28 January 2001
Brough Scott finds that BBC commentator Bill McLaren, 77, has lost none of his enthusiasm as he prepares for the Six Nations
Every evening this week Bill McLaren and his wife Bette will go into the old routine. Bette will sit reading in front of the fire while Bill pulls up his battered old brown briefcase and takes out an equally battered-looking set of playing cards numbered one to 15 and a large, wrinkled piece of paper with a mass of hand-scribbled facts about the English and Welsh teams.

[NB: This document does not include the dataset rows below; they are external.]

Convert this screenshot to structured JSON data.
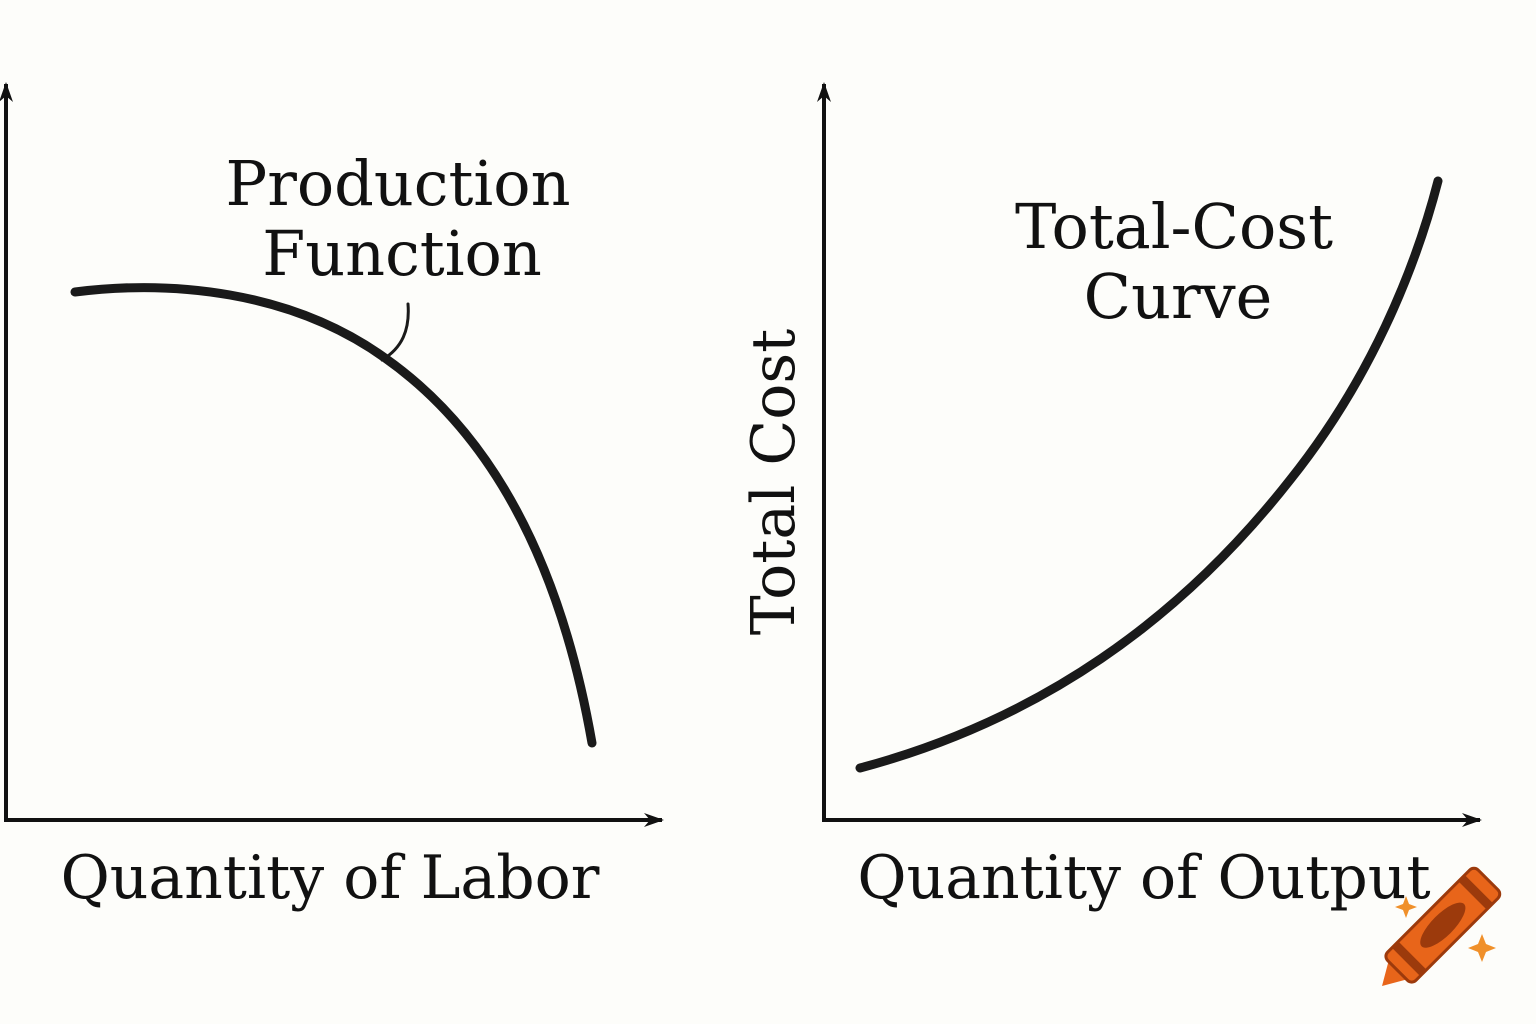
{
  "chart_data": [
    {
      "type": "line",
      "title": "",
      "xlabel": "Quantity of Labor",
      "ylabel": "",
      "annotation": [
        "Production",
        "Function"
      ],
      "series": [
        {
          "name": "Production Function",
          "shape": "concave, rising slightly then falling steeply",
          "color": "#1a1a1a"
        }
      ],
      "grid": false,
      "legend": "none"
    },
    {
      "type": "line",
      "title": "",
      "xlabel": "Quantity of Output",
      "ylabel": "Total Cost",
      "annotation": [
        "Total-Cost",
        "Curve"
      ],
      "series": [
        {
          "name": "Total-Cost Curve",
          "shape": "convex, increasing at an increasing rate",
          "color": "#1a1a1a"
        }
      ],
      "grid": false,
      "legend": "none"
    }
  ],
  "logo": {
    "icon": "crayon-icon",
    "body_color": "#e8651a",
    "dark_color": "#9c3a0c",
    "sparkle_color": "#f0902a"
  }
}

“I shuffle the cards,” he says, “turn one over, it’s the nine, that’s Matt Dawson, remember those two brilliant tries for the Lions. I heard the great commentator Raymond Glendening did it for the horse racing and thought I could adapt it for rugby. I once met Richard Dimbleby when he came to Hawick to present Down Your Way. In his hotel room was a mass of notes. `I only use four per cent,’ he told me, `but the other 96 per cent are there if I need them.’ “
It is now half a century since `The Voice of Rugby’ was first heard. When he got the original invitation from the BBC, he threw it in the bin, thinking it was a wind-up from his colleague Len Clark on the news desk of the Hawick Express. Even when he got established, he never took a Lions tour because it would conflict with the busy schedule of his “real work” as a PE teacher (and therefore referee for countless matches every week).

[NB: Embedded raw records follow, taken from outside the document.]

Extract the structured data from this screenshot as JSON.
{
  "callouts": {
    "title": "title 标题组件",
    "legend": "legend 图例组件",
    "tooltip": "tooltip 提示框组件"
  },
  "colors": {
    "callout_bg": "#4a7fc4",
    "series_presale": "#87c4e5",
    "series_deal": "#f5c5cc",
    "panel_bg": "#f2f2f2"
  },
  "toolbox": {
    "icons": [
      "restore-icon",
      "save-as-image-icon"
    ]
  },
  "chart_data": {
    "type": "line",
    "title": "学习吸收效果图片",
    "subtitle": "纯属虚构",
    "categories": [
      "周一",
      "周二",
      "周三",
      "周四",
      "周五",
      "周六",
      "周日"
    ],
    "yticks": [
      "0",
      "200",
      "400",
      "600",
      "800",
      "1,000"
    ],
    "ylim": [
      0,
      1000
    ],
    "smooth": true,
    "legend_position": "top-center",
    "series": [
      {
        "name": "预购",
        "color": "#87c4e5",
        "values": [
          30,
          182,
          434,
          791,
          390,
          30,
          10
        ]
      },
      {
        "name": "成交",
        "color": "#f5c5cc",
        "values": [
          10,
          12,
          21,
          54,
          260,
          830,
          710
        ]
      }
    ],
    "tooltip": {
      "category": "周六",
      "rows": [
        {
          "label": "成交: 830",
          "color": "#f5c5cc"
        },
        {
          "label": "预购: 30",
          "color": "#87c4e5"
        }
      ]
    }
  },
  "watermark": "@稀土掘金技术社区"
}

Bill McLaren did, and does, broadcast about rugby just because he loves it. And was born to it, shaped for it, read for it. At 77, Bill is as much a part of this Scottish rugby heartland as those border stone walls. As an eight-year-old, he was writing detailed accounts of fictional rugby matches. “Scotland once beat the Rest of the World 85-11,” he says happily, “and I think I had Jock Beattie (that’s B-E-A-T-T-I-E) scoring three tries.”
In 1936, when he was 12, his father took him down to Twickenham to see Scotland beaten only 9-8 despite Hawick’s Rob Barrie going off with a broken collarbone after 10 minutes. “He was tackling the big Sale wing,” says Bill in automatic recall, “Hal Sever (that’s S-E-V-E-R), 14 and a half stones, in those days that was massive.”
Bill’s own playing dreams stretched to making the Hawick team as a 17-year-old wing forward before the Second World War and then, after four years on the Italian campaign, he had made the final trial for Scotland before tuberculosis struck. “I was sent to East Fortune Sanatorium in North Berwick,” he says. “They told me I would be four years in bed. I lost three and a half stones and then they tried half a dozen of us on Streptomycin (that’s S-T-R-E-P-T-O-M-Y-C-I-N). Three of the fellers died. Two got no help, and I was completely cured. My X-rays went all over Europe.”
On the 19-month road to recovery (hugely aided by Bette bussing up every weekend with extra meat rations from her Uncle Watty), he had started to commentate. To amuse fellow patients, he broadcast on the hospital radio from the putting green to the table tennis tournament. Bill had no inkling at the time, but East Fortune’s Dr William Murray had not just saved his life, he had given him a new one.
Not one that should ever be confused with the normal preconception of media superstars. He and Bette have never thought of leaving Hawick, its bumpy bridge over the River Teviot and its steep south side from which the neat but unpretentious McLaren house looks down and over Wilton Lodge playing fields which remain Bill’s spiritual home.
“I remember the thrill of being out there so many times of a Saturday morning, 120 primary school boys playing enthusiastic rugby. Colin Deans and Jim Renwick were there. I would have refereed them, and seen their sons come through. You canna think of anything more satisfying than that.”
The most famous McLarenism of all “they will be dancing in the streets of Hawick tonight” after Tony Stanger’s try against England at Murrayfield in 1990 works because Bill knew it to be true. Stanger had been with him as a boy at Wilton Lodge.
Optimistic still, but can Bill really give Scotland much chance after the four defeats of 2000? “Oh, I don’t think things will be too bad at all,” he says, a sense of expectation entering the famous voice.
“It all depends if the tight five can hold the line. We have got a good selection of lock forwards and I see that they might be bringing George Graham back into the front row. Now he’s a tough old fellow and, of course, Richard Metcalfe, he’s a colossus. But if the tight five hold it, we have quite a tricky set of backs. Gregor of course, I see Glen Metcalfe may be coming back, John Leslie at his best is tremendous at allowing others to play off him and young Murray is a tremendous force on the right . . .”
There is a pause, you look out of the window down across the river and through the trees to where those playing fields stretch out as an invitation to future generations. Then rugby lovers worldwide can take heart as McLaren goes on to say, as he more than anyone is entitled to say, “I think we are in for a great championship.”